Paul Edrman Dies at 74

By Carmen 

Paul Erdman, a world-class economist and banker who used his knowledge of economics and politics to write best-selling novels, died at his Sonoma County ranch Monday after a long battle with cancer. He was 74. Erdman was widely regarded as having popularized financial fiction, a genre he affectionately called fi-fi, with novels such as THE BILLION-DOLLAR SURE THING, THE CRASH OF ’79 and THE PANIC OF ’89. One of his greatest achievements, his daughter Constance Erdman Narea told the SF Chronicle, “was inspiring intellectual curiosity.” Erdman is survived by his wife, Helly , of the family home in Sonoma County; two daughters, Jennifer Erdman of Healdsburg and Constance Erdman Narea of Greenwich, Conn.; and two granddaughters.

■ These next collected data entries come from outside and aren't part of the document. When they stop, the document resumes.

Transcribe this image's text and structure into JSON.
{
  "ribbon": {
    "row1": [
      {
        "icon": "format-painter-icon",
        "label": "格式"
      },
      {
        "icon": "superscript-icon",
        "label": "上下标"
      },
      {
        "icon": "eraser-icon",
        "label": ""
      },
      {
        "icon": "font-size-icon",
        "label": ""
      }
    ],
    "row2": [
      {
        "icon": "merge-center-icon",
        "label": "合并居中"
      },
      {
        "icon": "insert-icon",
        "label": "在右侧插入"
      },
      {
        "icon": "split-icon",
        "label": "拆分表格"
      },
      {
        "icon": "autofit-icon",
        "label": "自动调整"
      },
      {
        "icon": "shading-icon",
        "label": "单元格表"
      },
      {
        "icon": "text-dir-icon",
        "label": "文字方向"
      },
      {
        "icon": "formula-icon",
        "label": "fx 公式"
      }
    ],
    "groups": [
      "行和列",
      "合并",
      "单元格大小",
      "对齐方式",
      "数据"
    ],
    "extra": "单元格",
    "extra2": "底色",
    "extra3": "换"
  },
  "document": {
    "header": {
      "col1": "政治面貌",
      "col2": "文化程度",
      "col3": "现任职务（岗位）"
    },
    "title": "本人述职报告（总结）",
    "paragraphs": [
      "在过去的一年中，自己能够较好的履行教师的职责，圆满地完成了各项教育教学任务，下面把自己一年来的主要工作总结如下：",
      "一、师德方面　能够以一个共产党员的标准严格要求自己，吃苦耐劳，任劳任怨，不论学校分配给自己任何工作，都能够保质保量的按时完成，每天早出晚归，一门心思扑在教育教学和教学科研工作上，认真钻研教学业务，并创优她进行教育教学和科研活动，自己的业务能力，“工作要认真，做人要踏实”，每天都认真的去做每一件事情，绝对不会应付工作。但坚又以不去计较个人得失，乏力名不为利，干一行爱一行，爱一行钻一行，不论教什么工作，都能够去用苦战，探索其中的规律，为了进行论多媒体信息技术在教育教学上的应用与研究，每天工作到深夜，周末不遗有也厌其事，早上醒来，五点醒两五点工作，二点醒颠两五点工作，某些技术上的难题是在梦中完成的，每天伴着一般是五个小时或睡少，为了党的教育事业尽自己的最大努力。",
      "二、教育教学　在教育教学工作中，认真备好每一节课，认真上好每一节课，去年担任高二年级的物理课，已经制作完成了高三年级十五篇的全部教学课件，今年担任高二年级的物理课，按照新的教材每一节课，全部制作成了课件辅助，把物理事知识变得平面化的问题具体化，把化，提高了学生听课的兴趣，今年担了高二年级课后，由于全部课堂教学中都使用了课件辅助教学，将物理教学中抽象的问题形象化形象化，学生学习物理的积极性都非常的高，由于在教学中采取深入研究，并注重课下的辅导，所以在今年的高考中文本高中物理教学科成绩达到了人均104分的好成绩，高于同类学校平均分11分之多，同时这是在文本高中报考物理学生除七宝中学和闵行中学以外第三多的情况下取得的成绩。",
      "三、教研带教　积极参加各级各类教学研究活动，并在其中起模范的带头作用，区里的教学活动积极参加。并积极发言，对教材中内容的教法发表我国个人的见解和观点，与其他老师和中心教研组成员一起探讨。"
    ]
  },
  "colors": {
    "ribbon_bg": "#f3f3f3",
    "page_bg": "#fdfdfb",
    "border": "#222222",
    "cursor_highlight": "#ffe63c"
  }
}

He also had an unusual literary start after he began writing THE BILLION-DOLLAR SURE THING during an early 1970s jail stint in Switzerland after his privately-owned bank collapsed in the wake of speculation on cocoa & silver futures. Reflecting on his time in jail, Erdman concluded that from a business standpoint, at least, it had been of considerable benefit. As he told The American Banker in 1996, “It was what you call a successful career change.”